After a report on the city's homeless population, Houston Mayor, Bill White, declared June 23, 2009, "Isiah Carey Day" in Houston.

While an investigative reporter at WHBQ-TV in Memphis, Tennessee, Carey was the winner of two awards by the Society of Professional Journalists in 2000.

Carey was also honored in 2008 by the University of Houston for his efforts in getting a Houston man cleared in the shooting of a pitbull that attacked his family. That man, Wady Spikes, was charged and jailed for animal cruelty. But after Isiah did an investigative report showing Spikes was protecting his grandchildren from the dogs a Harris County grand jury decided to clear the Houstonian of the charges.

===Outtake===
As a general assignment reporter in Arkansas, Carey often reported from remote and rural locations throughout the state. Reporting on the death of an adult chaperone at a football game at Augusta High School in 1996, Carey did several "stand-ups" to use in his story.
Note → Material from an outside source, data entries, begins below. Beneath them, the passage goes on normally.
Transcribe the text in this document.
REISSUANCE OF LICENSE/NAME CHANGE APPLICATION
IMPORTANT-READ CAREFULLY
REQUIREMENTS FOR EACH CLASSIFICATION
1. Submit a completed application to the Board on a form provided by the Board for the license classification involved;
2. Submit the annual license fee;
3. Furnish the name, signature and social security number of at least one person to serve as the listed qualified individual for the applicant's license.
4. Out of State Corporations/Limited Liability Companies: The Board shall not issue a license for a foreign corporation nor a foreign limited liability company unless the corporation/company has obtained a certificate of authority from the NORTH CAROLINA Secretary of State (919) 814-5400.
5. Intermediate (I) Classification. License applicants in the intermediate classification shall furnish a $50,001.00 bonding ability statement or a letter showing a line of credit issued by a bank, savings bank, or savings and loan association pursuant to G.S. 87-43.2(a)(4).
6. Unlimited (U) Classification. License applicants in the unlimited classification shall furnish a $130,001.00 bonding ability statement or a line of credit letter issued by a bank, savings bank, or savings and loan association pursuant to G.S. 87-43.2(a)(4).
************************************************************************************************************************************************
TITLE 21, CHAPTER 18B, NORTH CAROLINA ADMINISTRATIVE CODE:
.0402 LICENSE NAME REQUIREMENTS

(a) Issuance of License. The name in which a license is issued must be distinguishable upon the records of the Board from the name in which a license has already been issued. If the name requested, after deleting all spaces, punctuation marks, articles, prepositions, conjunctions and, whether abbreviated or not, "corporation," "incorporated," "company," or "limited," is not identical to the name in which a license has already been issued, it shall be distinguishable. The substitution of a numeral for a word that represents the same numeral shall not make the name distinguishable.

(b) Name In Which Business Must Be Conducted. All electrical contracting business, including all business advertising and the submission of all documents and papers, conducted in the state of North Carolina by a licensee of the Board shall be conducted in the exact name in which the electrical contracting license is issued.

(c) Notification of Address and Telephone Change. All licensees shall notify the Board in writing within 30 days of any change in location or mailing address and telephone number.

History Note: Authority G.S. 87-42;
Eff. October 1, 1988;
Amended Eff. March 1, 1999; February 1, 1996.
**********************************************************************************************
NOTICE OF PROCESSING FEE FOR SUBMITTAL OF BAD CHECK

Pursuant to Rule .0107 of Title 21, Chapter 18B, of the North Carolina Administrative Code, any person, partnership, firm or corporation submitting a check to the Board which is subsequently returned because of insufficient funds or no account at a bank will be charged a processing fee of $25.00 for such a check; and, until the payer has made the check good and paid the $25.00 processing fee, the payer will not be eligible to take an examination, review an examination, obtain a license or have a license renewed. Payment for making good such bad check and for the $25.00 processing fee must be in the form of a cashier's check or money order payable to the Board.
During one of these stand-ups, a grasshopper flew into his mouth. Carey lost his composure and launched into a profanity-filled tirade about his hay fever, in a high-pitched Southern accent that contrasted with the deep voice and affirmative tone he normally uses on camera.

What really happened on that Thursday here at Augusta High School that led to Chris Woods' death—The fuck is that?! Shit! I'm dying in this fucking country ass fucked up town! Shit flying in my mouth...the fuck? I can't see, pollen—let's get the fuck out of this country motherfucker, I can't even see...
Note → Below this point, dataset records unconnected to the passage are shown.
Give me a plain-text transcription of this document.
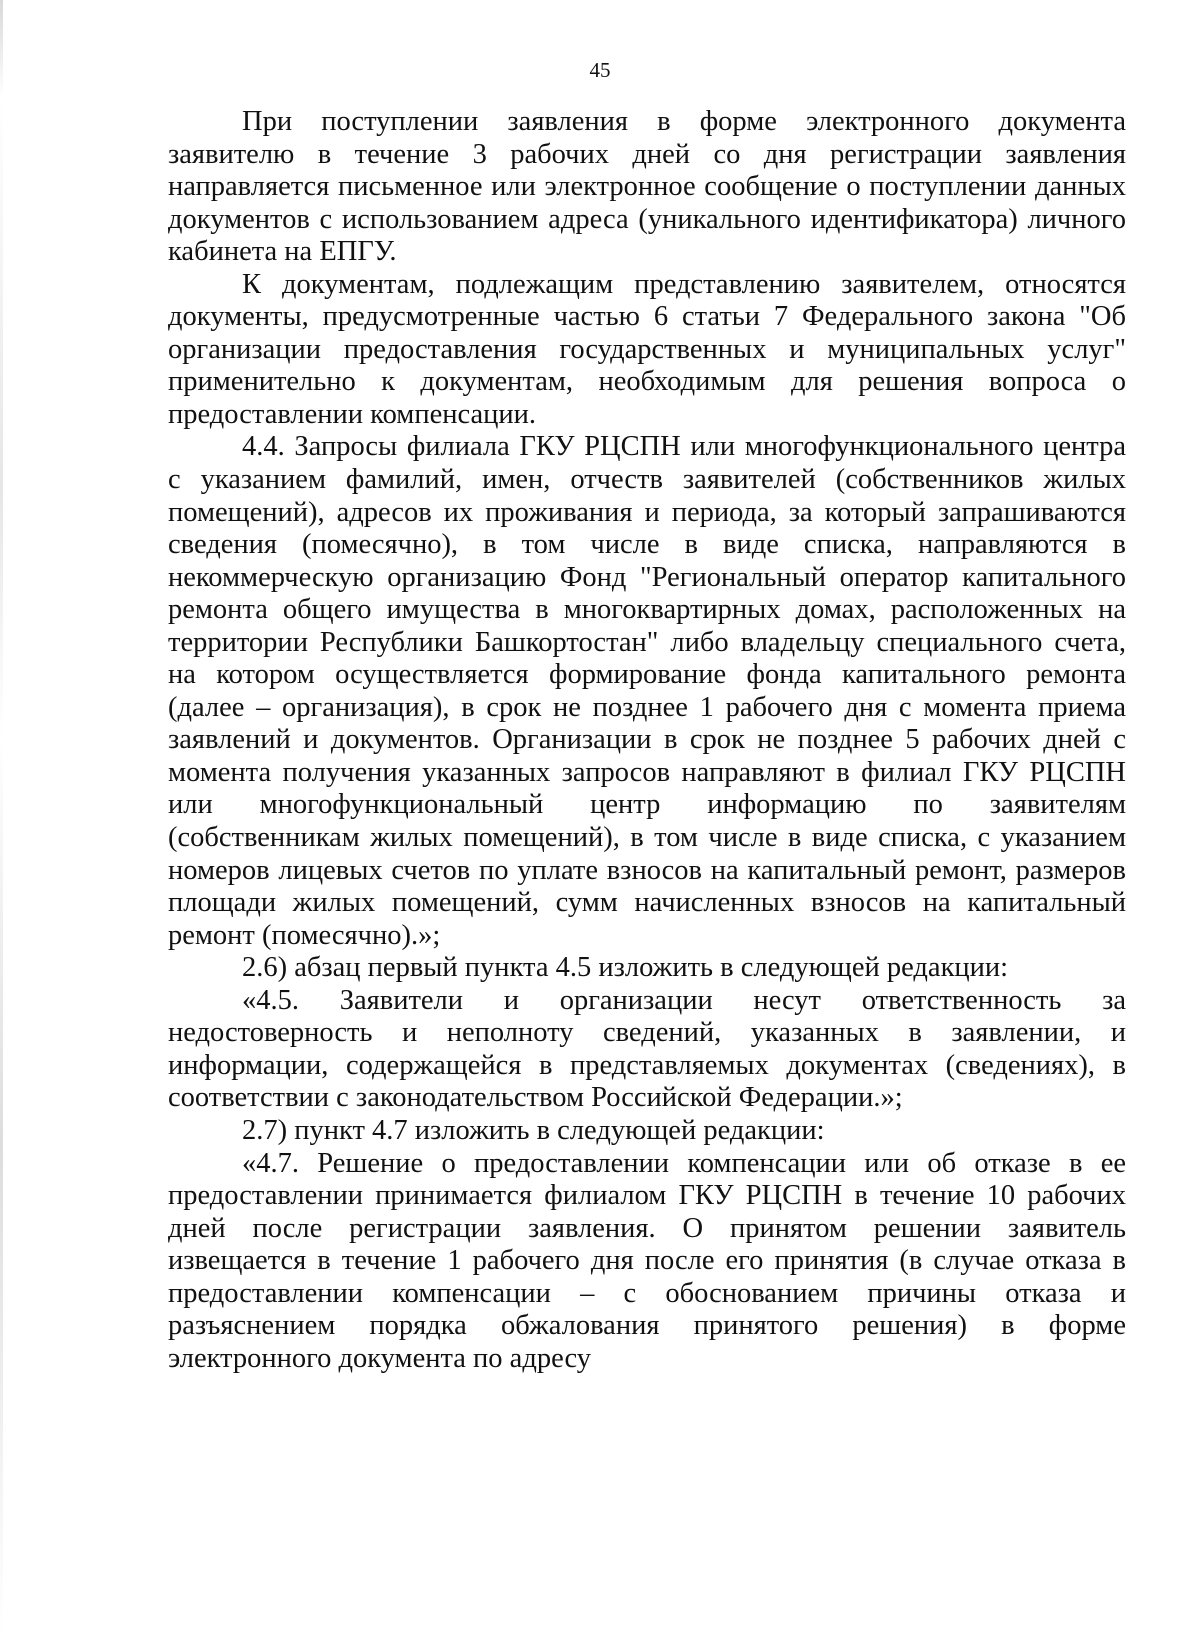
45

При поступлении заявления в форме электронного документа заявителю в течение 3 рабочих дней со дня регистрации заявления направляется письменное или электронное сообщение о поступлении данных документов с использованием адреса (уникального идентификатора) личного кабинета на ЕПГУ.

К документам, подлежащим представлению заявителем, относятся документы, предусмотренные частью 6 статьи 7 Федерального закона "Об организации предоставления государственных и муниципальных услуг" применительно к документам, необходимым для решения вопроса о предоставлении компенсации.

4.4. Запросы филиала ГКУ РЦСПН или многофункционального центра с указанием фамилий, имен, отчеств заявителей (собственников жилых помещений), адресов их проживания и периода, за который запрашиваются сведения (помесячно), в том числе в виде списка, направляются в некоммерческую организацию Фонд "Региональный оператор капитального ремонта общего имущества в многоквартирных домах, расположенных на территории Республики Башкортостан" либо владельцу специального счета, на котором осуществляется формирование фонда капитального ремонта (далее – организация), в срок не позднее 1 рабочего дня с момента приема заявлений и документов. Организации в срок не позднее 5 рабочих дней с момента получения указанных запросов направляют в филиал ГКУ РЦСПН или многофункциональный центр информацию по заявителям (собственникам жилых помещений), в том числе в виде списка, с указанием номеров лицевых счетов по уплате взносов на капитальный ремонт, размеров площади жилых помещений, сумм начисленных взносов на капитальный ремонт (помесячно).»;

2.6) абзац первый пункта 4.5 изложить в следующей редакции:

«4.5. Заявители и организации несут ответственность за недостоверность и неполноту сведений, указанных в заявлении, и информации, содержащейся в представляемых документах (сведениях), в соответствии с законодательством Российской Федерации.»;

2.7) пункт 4.7 изложить в следующей редакции:

«4.7. Решение о предоставлении компенсации или об отказе в ее предоставлении принимается филиалом ГКУ РЦСПН в течение 10 рабочих дней после регистрации заявления. О принятом решении заявитель извещается в течение 1 рабочего дня после его принятия (в случае отказа в предоставлении компенсации – с обоснованием причины отказа и разъяснением порядка обжалования принятого решения) в форме электронного документа по адресу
Although the bad take was never broadcast by the station, it was uploaded to YouTube in 2008 and became an internet phenomenon. The video was played on Jimmy Kimmel Live, ET and was featured on Howard Stern. It is also listed as one of the top viewed videos in any one day in Germany, Australia, Canada, the United Kingdom, Ireland, India, New Zealand, Mexico and France. In February 2009, the video was uploaded on Facebook and continues to receive thousands of hits a day, and two Carey Fanclubs have been established. The outtake was also parodied in the season two, episode 16 of The Cleveland Show, "The Way the Cookie Crumbles". In 2011, Carey was the subject of a "Web Redemption" on Tosh.0. An excerpt of the outtake was used in Michael Cera's 2014 album True That in the beginning seconds of the song "Moving In".

== Personal life ==

===Arrest===

Carey was arrested in October 2018 for driving while intoxicated in Montgomery County, Texas. The Houston Chronicle reported that his vehicle was swerving on the road, and authorities saw numerous indicators that Carey was intoxicated after performing a traffic stop. Carey later apologized for the incident in social media posts. During the early morning hours of February 7, 2025, Carey was arrested in Montgomery County, Texas, due to a second DWI offense.